Mr. P.T. Widdle, the owner and operator of this concern, had been looking for strange and odd exhibits to present alongside his main attraction, that being I, Smallini, the World’s Tiniest Magician. Getting the idea from a biography of P.T. Barnum that he recently read, Mr. Widdle set out to find an authentic Fiji (aka Feejee) Mermaid to display in his theater of Wonders. This task at first seemed to be folly due to the fact that Barnum’s original Fiji Mermaid (thought to be the only one of its kind), had been destroyed in a tragic fire years ago. However, with some diligent research and quiet inquires made into dark areas of the World Wide Web, Mr. Widdle found some anthropologists and scientists who believed that there did indeed exist other examples of this so-called mythological creature. Agents of oddities who are friendly with Mr. Widdle led him to a promising lead of a well-preserved mermaid that was being kept somewhere in Texas. After much subterfuge and negotiation, the keeper of the specimen (who will only be known as The Dusty Tentacle), agreed upon a suitable price and shipped her to our headquarters in New York City.
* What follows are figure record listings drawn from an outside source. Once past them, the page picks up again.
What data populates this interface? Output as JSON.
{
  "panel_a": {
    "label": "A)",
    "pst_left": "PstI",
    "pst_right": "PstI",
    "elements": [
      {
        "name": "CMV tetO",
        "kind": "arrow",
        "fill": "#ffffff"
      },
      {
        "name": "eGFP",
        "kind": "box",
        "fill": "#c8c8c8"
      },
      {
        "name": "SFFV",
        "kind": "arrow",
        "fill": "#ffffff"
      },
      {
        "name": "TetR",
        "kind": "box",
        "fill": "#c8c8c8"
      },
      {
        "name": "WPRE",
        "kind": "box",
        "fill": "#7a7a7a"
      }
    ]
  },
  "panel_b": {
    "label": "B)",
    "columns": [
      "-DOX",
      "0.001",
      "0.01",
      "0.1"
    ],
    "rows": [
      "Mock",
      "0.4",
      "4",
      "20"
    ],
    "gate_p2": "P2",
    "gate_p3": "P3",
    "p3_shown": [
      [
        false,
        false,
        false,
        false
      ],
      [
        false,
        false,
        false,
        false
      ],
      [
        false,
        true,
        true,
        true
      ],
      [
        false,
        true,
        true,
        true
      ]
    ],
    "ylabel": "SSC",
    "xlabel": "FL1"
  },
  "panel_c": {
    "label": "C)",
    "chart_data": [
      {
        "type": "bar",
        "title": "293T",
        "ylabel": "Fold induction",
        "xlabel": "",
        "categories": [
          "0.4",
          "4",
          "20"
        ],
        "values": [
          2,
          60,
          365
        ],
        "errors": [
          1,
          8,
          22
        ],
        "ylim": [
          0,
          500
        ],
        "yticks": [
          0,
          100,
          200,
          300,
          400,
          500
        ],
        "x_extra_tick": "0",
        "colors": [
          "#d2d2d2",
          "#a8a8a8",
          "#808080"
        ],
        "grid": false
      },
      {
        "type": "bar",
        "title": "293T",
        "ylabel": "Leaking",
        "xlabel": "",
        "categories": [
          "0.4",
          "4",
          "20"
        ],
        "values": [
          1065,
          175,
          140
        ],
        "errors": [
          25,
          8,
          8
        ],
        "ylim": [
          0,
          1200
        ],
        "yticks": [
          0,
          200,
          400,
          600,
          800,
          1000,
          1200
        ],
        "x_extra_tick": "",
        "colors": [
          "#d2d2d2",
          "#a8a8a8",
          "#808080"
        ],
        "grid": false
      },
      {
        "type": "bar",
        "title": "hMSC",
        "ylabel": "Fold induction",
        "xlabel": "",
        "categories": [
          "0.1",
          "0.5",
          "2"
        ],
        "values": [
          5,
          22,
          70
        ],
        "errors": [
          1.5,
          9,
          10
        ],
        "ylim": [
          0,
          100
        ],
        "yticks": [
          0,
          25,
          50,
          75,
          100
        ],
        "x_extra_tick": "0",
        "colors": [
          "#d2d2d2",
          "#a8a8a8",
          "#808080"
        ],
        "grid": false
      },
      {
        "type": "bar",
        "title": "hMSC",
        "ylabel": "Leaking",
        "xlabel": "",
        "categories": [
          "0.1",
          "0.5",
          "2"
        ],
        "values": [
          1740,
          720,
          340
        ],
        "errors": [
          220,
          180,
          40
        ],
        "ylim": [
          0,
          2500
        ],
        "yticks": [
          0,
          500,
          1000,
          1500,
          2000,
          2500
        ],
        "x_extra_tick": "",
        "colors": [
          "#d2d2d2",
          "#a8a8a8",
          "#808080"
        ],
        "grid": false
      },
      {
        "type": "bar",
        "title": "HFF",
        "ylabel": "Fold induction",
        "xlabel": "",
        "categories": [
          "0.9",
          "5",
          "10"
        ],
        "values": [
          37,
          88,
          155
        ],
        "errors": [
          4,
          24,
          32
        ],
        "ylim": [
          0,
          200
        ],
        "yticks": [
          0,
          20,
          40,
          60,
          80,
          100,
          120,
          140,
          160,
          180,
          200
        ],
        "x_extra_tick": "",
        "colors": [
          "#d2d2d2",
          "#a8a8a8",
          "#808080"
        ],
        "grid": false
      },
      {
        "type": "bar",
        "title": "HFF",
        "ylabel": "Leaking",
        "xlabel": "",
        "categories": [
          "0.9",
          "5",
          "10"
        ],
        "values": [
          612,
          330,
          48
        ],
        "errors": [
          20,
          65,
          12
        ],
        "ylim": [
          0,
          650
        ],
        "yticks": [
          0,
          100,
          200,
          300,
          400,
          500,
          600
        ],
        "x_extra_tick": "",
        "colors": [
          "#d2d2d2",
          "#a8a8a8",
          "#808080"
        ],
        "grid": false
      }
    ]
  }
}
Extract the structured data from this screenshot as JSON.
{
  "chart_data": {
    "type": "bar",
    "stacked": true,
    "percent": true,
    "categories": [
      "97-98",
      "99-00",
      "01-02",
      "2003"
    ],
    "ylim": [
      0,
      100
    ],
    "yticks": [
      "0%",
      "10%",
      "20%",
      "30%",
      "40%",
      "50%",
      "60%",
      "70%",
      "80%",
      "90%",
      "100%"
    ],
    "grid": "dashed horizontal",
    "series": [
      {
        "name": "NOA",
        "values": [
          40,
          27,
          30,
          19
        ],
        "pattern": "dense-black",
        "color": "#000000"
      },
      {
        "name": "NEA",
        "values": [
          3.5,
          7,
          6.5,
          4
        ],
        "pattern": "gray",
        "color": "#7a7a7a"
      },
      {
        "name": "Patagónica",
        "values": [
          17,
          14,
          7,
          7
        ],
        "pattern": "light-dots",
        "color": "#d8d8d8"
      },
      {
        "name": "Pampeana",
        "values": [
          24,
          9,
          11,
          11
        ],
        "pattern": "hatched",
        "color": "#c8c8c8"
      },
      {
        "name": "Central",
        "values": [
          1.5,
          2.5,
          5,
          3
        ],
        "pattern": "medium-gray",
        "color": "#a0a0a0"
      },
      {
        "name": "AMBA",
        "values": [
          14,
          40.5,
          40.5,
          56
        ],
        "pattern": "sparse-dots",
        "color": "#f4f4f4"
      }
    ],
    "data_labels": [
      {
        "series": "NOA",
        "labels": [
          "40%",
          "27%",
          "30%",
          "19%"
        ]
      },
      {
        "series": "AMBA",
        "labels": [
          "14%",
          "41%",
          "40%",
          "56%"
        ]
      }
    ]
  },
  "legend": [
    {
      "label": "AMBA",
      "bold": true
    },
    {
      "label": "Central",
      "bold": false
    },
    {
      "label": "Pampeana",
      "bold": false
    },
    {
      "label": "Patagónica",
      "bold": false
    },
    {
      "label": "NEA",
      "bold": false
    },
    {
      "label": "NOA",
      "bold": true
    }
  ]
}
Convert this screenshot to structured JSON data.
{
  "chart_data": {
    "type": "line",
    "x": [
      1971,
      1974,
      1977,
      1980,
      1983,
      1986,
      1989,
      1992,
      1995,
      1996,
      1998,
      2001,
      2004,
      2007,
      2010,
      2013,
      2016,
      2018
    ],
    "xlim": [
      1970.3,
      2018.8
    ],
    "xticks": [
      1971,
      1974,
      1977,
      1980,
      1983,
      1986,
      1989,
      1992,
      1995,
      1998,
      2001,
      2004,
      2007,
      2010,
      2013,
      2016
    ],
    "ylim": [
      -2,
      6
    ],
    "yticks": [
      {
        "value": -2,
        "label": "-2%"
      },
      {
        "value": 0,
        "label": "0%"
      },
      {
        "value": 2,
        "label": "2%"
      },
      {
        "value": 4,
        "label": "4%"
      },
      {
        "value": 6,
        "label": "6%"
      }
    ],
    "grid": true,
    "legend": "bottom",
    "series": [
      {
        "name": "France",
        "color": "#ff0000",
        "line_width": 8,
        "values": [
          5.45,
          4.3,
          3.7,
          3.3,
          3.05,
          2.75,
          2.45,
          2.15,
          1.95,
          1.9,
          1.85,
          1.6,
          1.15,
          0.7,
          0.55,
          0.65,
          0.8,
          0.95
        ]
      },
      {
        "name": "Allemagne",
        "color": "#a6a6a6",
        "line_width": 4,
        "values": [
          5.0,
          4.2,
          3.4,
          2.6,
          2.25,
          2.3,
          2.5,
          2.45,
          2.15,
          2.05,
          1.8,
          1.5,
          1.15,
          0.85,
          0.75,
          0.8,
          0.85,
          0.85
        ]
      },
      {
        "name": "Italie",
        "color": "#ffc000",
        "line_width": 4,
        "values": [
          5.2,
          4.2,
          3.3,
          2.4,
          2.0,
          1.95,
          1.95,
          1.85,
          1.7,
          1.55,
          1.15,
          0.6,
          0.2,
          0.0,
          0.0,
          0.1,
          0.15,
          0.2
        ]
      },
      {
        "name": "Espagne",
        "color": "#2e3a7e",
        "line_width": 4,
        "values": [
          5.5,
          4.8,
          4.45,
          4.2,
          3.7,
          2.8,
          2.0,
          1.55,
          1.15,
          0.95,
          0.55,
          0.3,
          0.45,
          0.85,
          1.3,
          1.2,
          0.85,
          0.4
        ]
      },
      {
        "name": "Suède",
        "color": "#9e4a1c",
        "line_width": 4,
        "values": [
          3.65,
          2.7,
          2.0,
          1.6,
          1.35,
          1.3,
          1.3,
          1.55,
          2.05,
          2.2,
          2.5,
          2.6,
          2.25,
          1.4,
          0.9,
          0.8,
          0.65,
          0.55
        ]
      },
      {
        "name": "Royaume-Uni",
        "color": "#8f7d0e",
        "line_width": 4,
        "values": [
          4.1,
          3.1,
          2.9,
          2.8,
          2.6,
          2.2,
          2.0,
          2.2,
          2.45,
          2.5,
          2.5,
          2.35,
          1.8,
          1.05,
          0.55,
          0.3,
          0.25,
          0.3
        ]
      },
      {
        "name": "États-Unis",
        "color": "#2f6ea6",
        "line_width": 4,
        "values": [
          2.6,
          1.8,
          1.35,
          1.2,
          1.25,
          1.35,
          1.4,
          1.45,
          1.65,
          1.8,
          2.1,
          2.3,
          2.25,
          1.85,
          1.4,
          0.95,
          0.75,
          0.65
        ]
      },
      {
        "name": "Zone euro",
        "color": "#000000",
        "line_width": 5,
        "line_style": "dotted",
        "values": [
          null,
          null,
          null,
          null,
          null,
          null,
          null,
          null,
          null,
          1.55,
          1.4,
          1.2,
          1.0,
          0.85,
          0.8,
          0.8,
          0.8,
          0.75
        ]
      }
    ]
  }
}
For weeks (due to the recent fragile state of the US postal delivery service - alas, Mr. Widdle refused to pay more for a private shipper due to an already substantial outlay for the item itself), we waited nervously for the Fiji Mermaid to arrive. One day at an odd hour we heard a loud thump outside our front door. A wooden crate with the stencil, “DO NOT OPEN” was on the doorstep. Wrapped carefully in straw and what appeared to be dry seaweed was what you see in the accompanying photographs to this diary entry:
“Well now, let’s not assume it was a man. It could have been a woman-fish sporting that nice beard. Maybe all the feejee mermaids had them.”
With enough said on that point, we inspected the preserved remains of this mesmerizing specimen and plotted, I mean, planned how to present her/him/them to the Suitcase of Wonders’ curious audience. Just as we expected, the creature fit perfectly inside the theater, and with the addition of some creative lighting and a slowly rotating black pedestal, one would receive quite the jolt when the curtain was raised to reveal the mermaid (mer-them?).
Mr. Widdle and I agreed that a low musical number would play while I, Smallini, stood at the front of the stage touting the wondrous creature for all to see.
I must admit that the addition of this exhibition has given new excitement around here. Mr. Widdle is already at work contacting oddities agents in Russia about other items of interest that we can display, ones that are more in line with my own smallish proportions. I’ve overheard him on the phone talking (in broken Russian) about a unique set of conjoined twins preserved in lucite, and a set of “evolution skulls,” apparently very hard to find. In any case, I am thrilled to have some interesting company to entertain and amaze alongside my illusion program. The Suitcase of Wonders is living up to its name more than ever before!